There is movement, at least, in President Reagan's acceptance of a U.S. role in Central American peace negotiations that would include the Sandinista rulers of Nicaragua. It is an appropriate first response to the Sandinistas' decision last Friday to ask Cardinal Miguel Obando y Bravo, archbishop of Managua, to mediate a cease-fire with the Contras.
Both Washington and Managua are holding back on the crucial steps needed to accelerate the peace process. The United States has no good reason to refuse direct bilateral talks with Nicaragua; the visit to Washington this week of President Daniel Ortega offers an opportunity for just such an exploration. Nicaragua has no good reason to restrict its talks with the Contras to indirect negotiations limited to a cease-fire.
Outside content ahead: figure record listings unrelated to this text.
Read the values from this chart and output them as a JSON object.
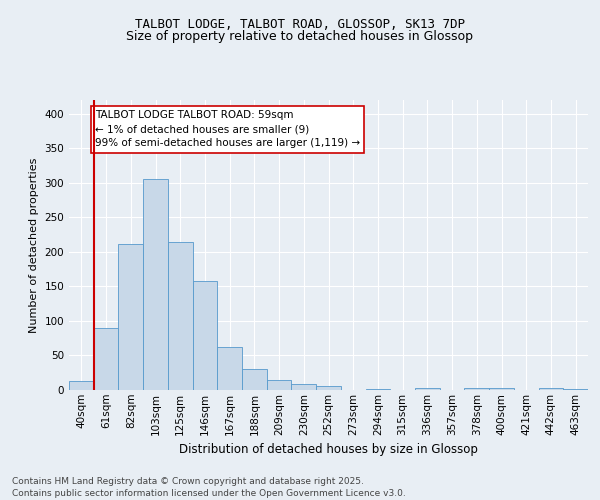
{
  "title_line1": "TALBOT LODGE, TALBOT ROAD, GLOSSOP, SK13 7DP",
  "title_line2": "Size of property relative to detached houses in Glossop",
  "xlabel": "Distribution of detached houses by size in Glossop",
  "ylabel": "Number of detached properties",
  "categories": [
    "40sqm",
    "61sqm",
    "82sqm",
    "103sqm",
    "125sqm",
    "146sqm",
    "167sqm",
    "188sqm",
    "209sqm",
    "230sqm",
    "252sqm",
    "273sqm",
    "294sqm",
    "315sqm",
    "336sqm",
    "357sqm",
    "378sqm",
    "400sqm",
    "421sqm",
    "442sqm",
    "463sqm"
  ],
  "values": [
    13,
    90,
    212,
    305,
    215,
    158,
    63,
    30,
    15,
    9,
    6,
    0,
    2,
    0,
    3,
    0,
    3,
    3,
    0,
    3,
    2
  ],
  "bar_color": "#c8d8e8",
  "bar_edge_color": "#5599cc",
  "vline_color": "#cc0000",
  "annotation_text": "TALBOT LODGE TALBOT ROAD: 59sqm\n← 1% of detached houses are smaller (9)\n99% of semi-detached houses are larger (1,119) →",
  "annotation_box_color": "#ffffff",
  "annotation_box_edge": "#cc0000",
  "ylim": [
    0,
    420
  ],
  "yticks": [
    0,
    50,
    100,
    150,
    200,
    250,
    300,
    350,
    400
  ],
  "footnote": "Contains HM Land Registry data © Crown copyright and database right 2025.\nContains public sector information licensed under the Open Government Licence v3.0.",
  "background_color": "#e8eef4",
  "plot_bg_color": "#e8eef4",
  "title1_fontsize": 9,
  "title2_fontsize": 9,
  "ylabel_fontsize": 8,
  "xlabel_fontsize": 8.5,
  "tick_fontsize": 7.5,
  "annot_fontsize": 7.5,
  "footnote_fontsize": 6.5
}
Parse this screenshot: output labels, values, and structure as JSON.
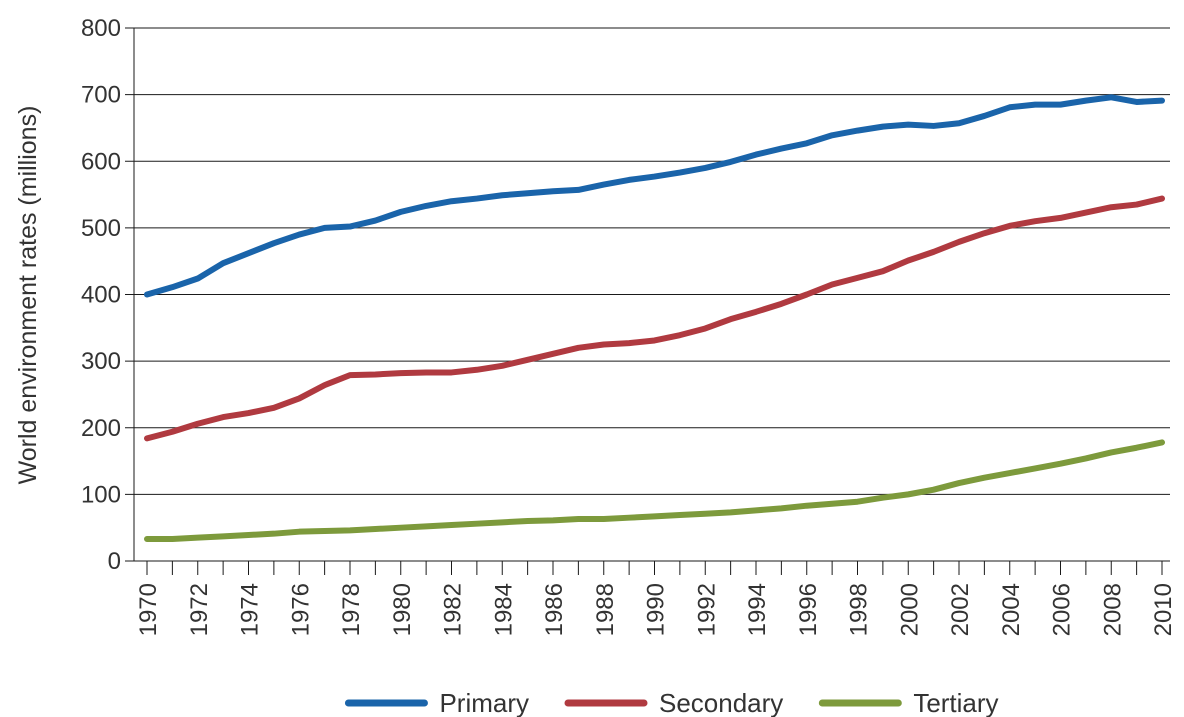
{
  "chart_data": {
    "type": "line",
    "title": "",
    "xlabel": "",
    "ylabel": "World environment rates (millions)",
    "ylim": [
      0,
      800
    ],
    "yticks": [
      0,
      100,
      200,
      300,
      400,
      500,
      600,
      700,
      800
    ],
    "ytick_labels": [
      "0",
      "100",
      "200",
      "300",
      "400",
      "500",
      "600",
      "700",
      "800"
    ],
    "xlim": [
      1970,
      2010
    ],
    "x": [
      1970,
      1971,
      1972,
      1973,
      1974,
      1975,
      1976,
      1977,
      1978,
      1979,
      1980,
      1981,
      1982,
      1983,
      1984,
      1985,
      1986,
      1987,
      1988,
      1989,
      1990,
      1991,
      1992,
      1993,
      1994,
      1995,
      1996,
      1997,
      1998,
      1999,
      2000,
      2001,
      2002,
      2003,
      2004,
      2005,
      2006,
      2007,
      2008,
      2009,
      2010
    ],
    "xtick_labels": [
      "1970",
      "1972",
      "1974",
      "1976",
      "1978",
      "1980",
      "1982",
      "1984",
      "1986",
      "1988",
      "1990",
      "1992",
      "1994",
      "1996",
      "1998",
      "2000",
      "2002",
      "2004",
      "2006",
      "2008",
      "2010"
    ],
    "grid": "horizontal",
    "legend_position": "bottom",
    "series": [
      {
        "name": "Primary",
        "color": "#1a64aa",
        "values": [
          400,
          411,
          424,
          447,
          462,
          477,
          490,
          500,
          502,
          511,
          524,
          533,
          540,
          544,
          549,
          552,
          555,
          557,
          565,
          572,
          577,
          583,
          590,
          599,
          610,
          619,
          627,
          639,
          646,
          652,
          655,
          653,
          657,
          668,
          681,
          685,
          685,
          691,
          696,
          689,
          691
        ]
      },
      {
        "name": "Secondary",
        "color": "#b03a40",
        "values": [
          184,
          194,
          206,
          216,
          222,
          230,
          244,
          264,
          279,
          280,
          282,
          283,
          283,
          287,
          293,
          302,
          311,
          320,
          325,
          327,
          331,
          339,
          349,
          363,
          374,
          386,
          400,
          415,
          425,
          435,
          451,
          464,
          479,
          492,
          503,
          510,
          515,
          523,
          531,
          535,
          544
        ]
      },
      {
        "name": "Tertiary",
        "color": "#7d9a3c",
        "values": [
          33,
          33,
          35,
          37,
          39,
          41,
          44,
          45,
          46,
          48,
          50,
          52,
          54,
          56,
          58,
          60,
          61,
          63,
          63,
          65,
          67,
          69,
          71,
          73,
          76,
          79,
          83,
          86,
          89,
          95,
          100,
          107,
          117,
          125,
          132,
          139,
          146,
          154,
          163,
          170,
          178
        ]
      }
    ]
  }
}
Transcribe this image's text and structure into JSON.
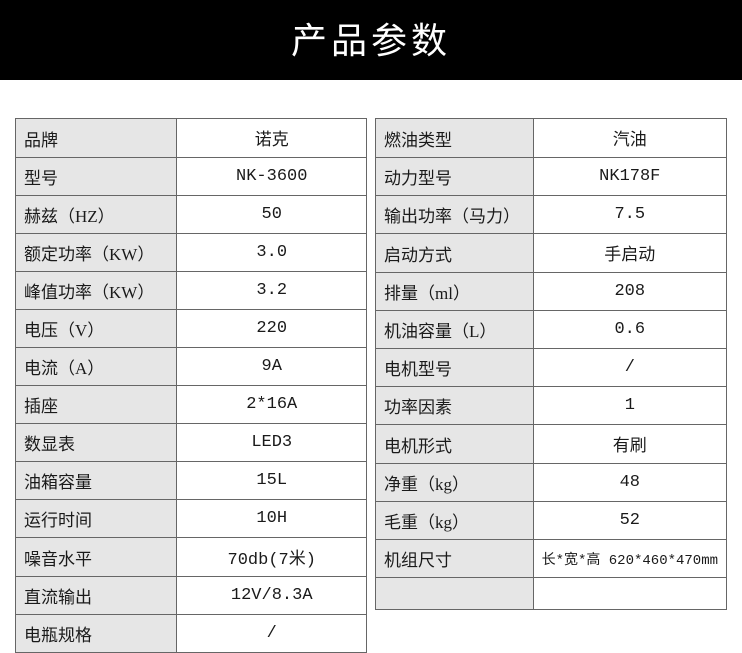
{
  "title": "产品参数",
  "left": [
    {
      "label": "品牌",
      "value": "诺克"
    },
    {
      "label": "型号",
      "value": "NK-3600"
    },
    {
      "label": "赫兹（HZ）",
      "value": "50"
    },
    {
      "label": "额定功率（KW）",
      "value": "3.0"
    },
    {
      "label": "峰值功率（KW）",
      "value": "3.2"
    },
    {
      "label": "电压（V）",
      "value": "220"
    },
    {
      "label": "电流（A）",
      "value": "9A"
    },
    {
      "label": "插座",
      "value": "2*16A"
    },
    {
      "label": "数显表",
      "value": "LED3"
    },
    {
      "label": "油箱容量",
      "value": "15L"
    },
    {
      "label": "运行时间",
      "value": "10H"
    },
    {
      "label": "噪音水平",
      "value": "70db(7米)"
    },
    {
      "label": "直流输出",
      "value": "12V/8.3A"
    },
    {
      "label": "电瓶规格",
      "value": "/"
    }
  ],
  "right": [
    {
      "label": "燃油类型",
      "value": "汽油"
    },
    {
      "label": "动力型号",
      "value": "NK178F"
    },
    {
      "label": "输出功率（马力）",
      "value": "7.5"
    },
    {
      "label": "启动方式",
      "value": "手启动"
    },
    {
      "label": "排量（ml）",
      "value": "208"
    },
    {
      "label": "机油容量（L）",
      "value": "0.6"
    },
    {
      "label": "电机型号",
      "value": "/"
    },
    {
      "label": "功率因素",
      "value": "1"
    },
    {
      "label": "电机形式",
      "value": "有刷"
    },
    {
      "label": "净重（kg）",
      "value": "48"
    },
    {
      "label": "毛重（kg）",
      "value": "52"
    },
    {
      "label": "机组尺寸",
      "value": "长*宽*高 620*460*470mm",
      "small": true
    },
    {
      "label": "",
      "value": ""
    }
  ]
}
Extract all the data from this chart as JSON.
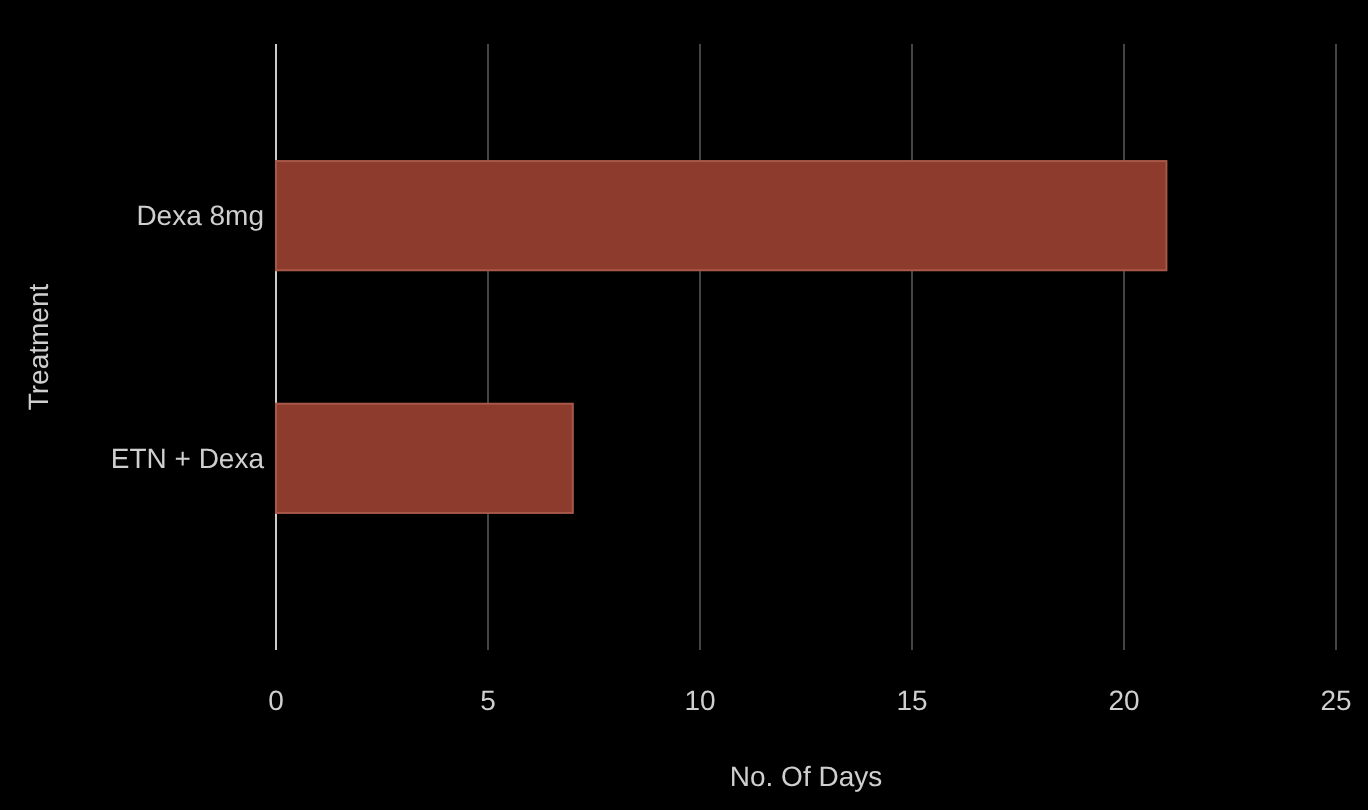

The governments of Guatemala and El Salvador are engaged in open-ended negotiations with guerrilla movements within their nations on political as well as cease-fire issues. Indeed, it is difficult if not impossible to separate one from the other.
President Oscar Arias Sanchez of Costa Rica, principal architect of the the Aug. 7 peace agreement, hailed President Reagan's response as "a positive step for which I feel very content as it is one step closer to attaining peace." Arias is a realist and has seemed to expect progress only step by step. He nevertheless looked ahead to the next step: "Now it is easier to see a bilateral dialogue between Washington and Managua."